Sempre secondo quanto riportato dall'Ansa, il padre del giovane, che è indagato per occultamento di cadavere, avrebbe raccontato: “Non sapevo nulla e mai avrei aiutato mio figlio a commettere un simile gesto. Mi ha detto dell’omicidio la sera prima del ritrovamento del corpo di Noemi e mi ha comunicato anche la sua decisione di volersi costituire ai carabinieri.
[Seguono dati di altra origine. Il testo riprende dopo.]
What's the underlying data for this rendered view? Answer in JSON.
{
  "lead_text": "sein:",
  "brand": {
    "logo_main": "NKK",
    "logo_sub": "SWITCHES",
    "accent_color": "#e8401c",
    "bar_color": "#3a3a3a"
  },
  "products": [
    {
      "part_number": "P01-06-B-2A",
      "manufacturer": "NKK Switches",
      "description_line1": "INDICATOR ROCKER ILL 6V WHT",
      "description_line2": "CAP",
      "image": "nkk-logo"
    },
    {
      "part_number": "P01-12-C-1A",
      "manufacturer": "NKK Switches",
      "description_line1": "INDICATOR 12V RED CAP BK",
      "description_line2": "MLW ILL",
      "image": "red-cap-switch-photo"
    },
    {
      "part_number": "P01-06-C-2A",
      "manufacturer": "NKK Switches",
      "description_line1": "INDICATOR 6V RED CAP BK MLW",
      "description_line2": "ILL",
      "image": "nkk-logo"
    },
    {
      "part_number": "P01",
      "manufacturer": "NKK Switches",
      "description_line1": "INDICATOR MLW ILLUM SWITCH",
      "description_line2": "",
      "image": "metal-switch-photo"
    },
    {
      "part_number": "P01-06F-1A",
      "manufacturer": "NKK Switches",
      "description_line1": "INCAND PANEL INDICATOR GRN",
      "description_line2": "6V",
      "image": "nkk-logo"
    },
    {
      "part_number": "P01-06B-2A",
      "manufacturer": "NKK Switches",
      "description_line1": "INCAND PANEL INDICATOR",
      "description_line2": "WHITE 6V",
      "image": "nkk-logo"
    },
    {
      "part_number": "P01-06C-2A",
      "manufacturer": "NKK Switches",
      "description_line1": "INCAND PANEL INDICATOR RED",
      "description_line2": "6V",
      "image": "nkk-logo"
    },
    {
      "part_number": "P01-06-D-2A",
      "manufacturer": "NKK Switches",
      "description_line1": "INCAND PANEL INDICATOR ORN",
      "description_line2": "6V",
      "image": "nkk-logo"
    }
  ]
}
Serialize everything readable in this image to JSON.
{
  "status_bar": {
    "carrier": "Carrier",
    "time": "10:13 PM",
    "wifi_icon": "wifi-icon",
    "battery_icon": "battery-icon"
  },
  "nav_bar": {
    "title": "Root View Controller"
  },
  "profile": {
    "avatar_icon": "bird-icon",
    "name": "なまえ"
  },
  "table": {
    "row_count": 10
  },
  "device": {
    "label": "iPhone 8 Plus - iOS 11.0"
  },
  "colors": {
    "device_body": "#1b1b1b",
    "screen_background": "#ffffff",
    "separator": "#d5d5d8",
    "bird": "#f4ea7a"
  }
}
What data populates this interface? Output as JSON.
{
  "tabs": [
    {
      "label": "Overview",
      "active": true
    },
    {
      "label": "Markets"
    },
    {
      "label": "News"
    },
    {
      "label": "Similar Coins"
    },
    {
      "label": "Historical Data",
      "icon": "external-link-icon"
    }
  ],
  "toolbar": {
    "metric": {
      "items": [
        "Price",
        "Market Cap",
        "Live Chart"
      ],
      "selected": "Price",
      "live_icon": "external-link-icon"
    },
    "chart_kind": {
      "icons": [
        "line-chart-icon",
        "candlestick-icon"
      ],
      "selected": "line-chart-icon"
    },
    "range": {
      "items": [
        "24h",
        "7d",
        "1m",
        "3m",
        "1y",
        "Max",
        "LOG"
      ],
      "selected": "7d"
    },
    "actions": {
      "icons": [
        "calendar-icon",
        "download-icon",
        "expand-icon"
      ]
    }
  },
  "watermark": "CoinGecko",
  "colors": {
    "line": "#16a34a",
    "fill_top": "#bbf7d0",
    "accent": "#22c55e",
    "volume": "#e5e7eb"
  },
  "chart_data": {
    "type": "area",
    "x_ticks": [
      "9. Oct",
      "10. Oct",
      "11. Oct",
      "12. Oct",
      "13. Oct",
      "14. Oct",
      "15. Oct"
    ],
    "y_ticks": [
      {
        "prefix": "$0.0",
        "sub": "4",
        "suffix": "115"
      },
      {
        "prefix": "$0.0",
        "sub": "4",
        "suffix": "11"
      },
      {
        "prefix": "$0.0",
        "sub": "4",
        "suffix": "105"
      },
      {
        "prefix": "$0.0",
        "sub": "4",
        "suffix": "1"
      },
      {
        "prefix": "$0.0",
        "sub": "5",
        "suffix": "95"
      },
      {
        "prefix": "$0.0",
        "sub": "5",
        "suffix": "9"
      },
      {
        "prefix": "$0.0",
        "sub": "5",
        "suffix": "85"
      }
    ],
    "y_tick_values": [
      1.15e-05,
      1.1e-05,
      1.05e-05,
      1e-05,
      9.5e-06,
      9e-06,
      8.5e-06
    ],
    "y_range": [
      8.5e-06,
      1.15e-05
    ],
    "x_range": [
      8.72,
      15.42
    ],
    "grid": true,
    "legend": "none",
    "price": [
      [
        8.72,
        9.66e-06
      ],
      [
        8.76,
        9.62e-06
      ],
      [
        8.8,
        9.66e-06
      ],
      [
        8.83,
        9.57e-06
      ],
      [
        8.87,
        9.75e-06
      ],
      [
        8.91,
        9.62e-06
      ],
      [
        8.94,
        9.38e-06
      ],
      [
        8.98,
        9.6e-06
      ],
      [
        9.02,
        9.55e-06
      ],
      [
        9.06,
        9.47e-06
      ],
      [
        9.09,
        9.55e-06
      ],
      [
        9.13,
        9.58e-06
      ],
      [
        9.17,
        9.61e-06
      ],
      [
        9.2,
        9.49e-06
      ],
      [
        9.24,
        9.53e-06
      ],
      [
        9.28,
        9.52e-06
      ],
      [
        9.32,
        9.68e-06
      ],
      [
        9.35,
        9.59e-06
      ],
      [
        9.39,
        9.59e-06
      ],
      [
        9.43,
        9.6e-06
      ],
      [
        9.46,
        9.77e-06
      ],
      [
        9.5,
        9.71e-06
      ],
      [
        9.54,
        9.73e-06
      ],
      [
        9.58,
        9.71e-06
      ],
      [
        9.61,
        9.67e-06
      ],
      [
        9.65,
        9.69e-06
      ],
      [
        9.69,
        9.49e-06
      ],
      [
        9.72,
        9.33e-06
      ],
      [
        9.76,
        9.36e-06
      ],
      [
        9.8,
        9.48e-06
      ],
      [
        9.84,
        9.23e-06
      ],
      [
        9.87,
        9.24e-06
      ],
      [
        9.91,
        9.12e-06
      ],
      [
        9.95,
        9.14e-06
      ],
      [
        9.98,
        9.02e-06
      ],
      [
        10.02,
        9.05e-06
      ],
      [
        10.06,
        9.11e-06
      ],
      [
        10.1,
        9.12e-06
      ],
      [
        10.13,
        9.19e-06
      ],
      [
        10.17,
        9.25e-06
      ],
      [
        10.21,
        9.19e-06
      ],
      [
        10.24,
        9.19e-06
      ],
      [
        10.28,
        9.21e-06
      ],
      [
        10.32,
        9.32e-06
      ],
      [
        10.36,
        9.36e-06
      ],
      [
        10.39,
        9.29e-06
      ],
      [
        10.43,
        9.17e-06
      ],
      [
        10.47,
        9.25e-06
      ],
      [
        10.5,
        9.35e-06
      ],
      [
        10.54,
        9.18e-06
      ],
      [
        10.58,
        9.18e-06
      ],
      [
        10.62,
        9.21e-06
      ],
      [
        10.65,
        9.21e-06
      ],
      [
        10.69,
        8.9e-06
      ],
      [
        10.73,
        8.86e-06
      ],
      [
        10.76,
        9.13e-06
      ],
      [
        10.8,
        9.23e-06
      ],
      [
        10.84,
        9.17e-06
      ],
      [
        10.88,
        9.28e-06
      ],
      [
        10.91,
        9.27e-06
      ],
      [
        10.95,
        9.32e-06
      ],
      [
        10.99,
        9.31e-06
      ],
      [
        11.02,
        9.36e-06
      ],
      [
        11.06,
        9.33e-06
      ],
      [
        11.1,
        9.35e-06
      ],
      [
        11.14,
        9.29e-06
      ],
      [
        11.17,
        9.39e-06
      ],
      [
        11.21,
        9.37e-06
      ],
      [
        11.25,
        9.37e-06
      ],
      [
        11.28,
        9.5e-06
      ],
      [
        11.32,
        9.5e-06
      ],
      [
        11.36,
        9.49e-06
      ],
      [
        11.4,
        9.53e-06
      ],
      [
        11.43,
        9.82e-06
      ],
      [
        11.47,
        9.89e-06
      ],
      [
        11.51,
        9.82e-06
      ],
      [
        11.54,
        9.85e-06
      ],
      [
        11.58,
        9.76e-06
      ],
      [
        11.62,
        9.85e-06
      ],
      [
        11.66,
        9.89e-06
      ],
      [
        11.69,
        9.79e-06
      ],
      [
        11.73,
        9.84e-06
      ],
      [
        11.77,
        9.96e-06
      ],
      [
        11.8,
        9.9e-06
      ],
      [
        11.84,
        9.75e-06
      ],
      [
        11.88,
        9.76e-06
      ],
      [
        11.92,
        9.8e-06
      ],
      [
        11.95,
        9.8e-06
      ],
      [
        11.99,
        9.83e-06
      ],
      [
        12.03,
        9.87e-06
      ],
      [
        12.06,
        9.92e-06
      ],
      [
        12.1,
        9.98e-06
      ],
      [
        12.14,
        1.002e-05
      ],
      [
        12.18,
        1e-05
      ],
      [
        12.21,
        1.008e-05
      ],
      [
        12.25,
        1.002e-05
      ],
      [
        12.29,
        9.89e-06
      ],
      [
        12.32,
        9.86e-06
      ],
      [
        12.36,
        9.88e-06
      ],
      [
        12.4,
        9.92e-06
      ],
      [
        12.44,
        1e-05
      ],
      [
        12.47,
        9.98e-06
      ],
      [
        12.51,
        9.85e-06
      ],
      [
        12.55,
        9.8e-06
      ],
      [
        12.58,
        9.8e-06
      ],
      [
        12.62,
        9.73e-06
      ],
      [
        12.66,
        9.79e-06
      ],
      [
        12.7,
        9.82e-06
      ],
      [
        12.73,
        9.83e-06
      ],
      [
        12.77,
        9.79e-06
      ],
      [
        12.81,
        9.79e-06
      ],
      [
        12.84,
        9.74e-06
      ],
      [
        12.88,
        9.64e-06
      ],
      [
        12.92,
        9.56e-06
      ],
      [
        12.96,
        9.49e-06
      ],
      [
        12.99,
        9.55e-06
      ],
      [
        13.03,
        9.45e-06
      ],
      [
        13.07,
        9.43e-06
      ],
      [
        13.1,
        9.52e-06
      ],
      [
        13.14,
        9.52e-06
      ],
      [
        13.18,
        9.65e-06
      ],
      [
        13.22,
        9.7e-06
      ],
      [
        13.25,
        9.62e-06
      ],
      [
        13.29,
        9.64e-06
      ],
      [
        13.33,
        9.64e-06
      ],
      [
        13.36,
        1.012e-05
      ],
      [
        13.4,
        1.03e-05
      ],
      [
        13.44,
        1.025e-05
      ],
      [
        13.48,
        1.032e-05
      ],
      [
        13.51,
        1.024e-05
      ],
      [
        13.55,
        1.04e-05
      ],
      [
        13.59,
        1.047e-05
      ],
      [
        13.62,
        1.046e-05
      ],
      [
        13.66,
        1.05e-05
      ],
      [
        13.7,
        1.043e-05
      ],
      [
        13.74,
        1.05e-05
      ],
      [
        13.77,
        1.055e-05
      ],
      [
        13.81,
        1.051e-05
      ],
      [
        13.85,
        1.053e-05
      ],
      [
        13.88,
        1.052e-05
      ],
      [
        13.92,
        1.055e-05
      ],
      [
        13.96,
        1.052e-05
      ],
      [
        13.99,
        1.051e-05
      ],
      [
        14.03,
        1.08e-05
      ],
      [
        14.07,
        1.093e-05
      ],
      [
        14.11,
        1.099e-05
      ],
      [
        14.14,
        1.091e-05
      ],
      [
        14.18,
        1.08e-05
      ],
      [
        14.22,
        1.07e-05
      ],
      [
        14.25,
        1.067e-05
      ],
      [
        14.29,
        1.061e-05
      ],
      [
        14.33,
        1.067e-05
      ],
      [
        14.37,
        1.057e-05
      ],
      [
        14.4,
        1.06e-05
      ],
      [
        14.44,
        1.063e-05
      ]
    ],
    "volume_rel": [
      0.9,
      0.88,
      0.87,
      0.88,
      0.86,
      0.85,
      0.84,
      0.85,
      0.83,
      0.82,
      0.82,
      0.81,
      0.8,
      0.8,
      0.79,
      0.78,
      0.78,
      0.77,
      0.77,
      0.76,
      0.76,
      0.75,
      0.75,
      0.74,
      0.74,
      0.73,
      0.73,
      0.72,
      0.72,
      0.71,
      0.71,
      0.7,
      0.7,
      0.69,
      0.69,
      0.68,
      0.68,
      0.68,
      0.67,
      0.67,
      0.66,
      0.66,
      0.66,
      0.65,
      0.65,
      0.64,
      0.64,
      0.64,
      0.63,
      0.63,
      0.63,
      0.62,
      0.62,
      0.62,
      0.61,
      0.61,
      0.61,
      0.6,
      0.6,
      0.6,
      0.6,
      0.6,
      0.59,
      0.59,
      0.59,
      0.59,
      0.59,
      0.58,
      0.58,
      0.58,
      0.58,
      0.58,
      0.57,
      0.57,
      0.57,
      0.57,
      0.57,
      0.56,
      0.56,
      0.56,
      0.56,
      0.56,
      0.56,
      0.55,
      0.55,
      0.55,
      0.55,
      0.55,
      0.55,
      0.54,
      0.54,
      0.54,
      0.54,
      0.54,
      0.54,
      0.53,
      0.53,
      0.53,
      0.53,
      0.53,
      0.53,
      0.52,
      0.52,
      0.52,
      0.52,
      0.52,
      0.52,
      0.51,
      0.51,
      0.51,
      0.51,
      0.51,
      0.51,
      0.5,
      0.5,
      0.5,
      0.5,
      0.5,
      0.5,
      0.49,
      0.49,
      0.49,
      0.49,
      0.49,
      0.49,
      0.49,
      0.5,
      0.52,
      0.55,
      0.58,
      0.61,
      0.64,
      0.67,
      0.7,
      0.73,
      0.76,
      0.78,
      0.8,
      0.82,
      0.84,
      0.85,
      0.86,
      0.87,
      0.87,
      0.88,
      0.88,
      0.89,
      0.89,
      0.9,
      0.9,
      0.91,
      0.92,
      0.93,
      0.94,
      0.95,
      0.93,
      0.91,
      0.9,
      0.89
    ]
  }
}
Io gli ho risposto: ‘Se hai le palle ci devi andare da solo'”.

La madre ha difeso il marito davanti le telecamere e, nel corso della trasmissione "La vita in diretta", ha letto un messaggio che il figlio avrebbe lasciato ai genitori: “Quello che ho fatto è stato per l’amore che provo per voi. Noemi voleva che io vi uccidessi per potere avermi con sé. Sono un fallito e mi faccio schifo. Ti voglio bene papà e mamma”.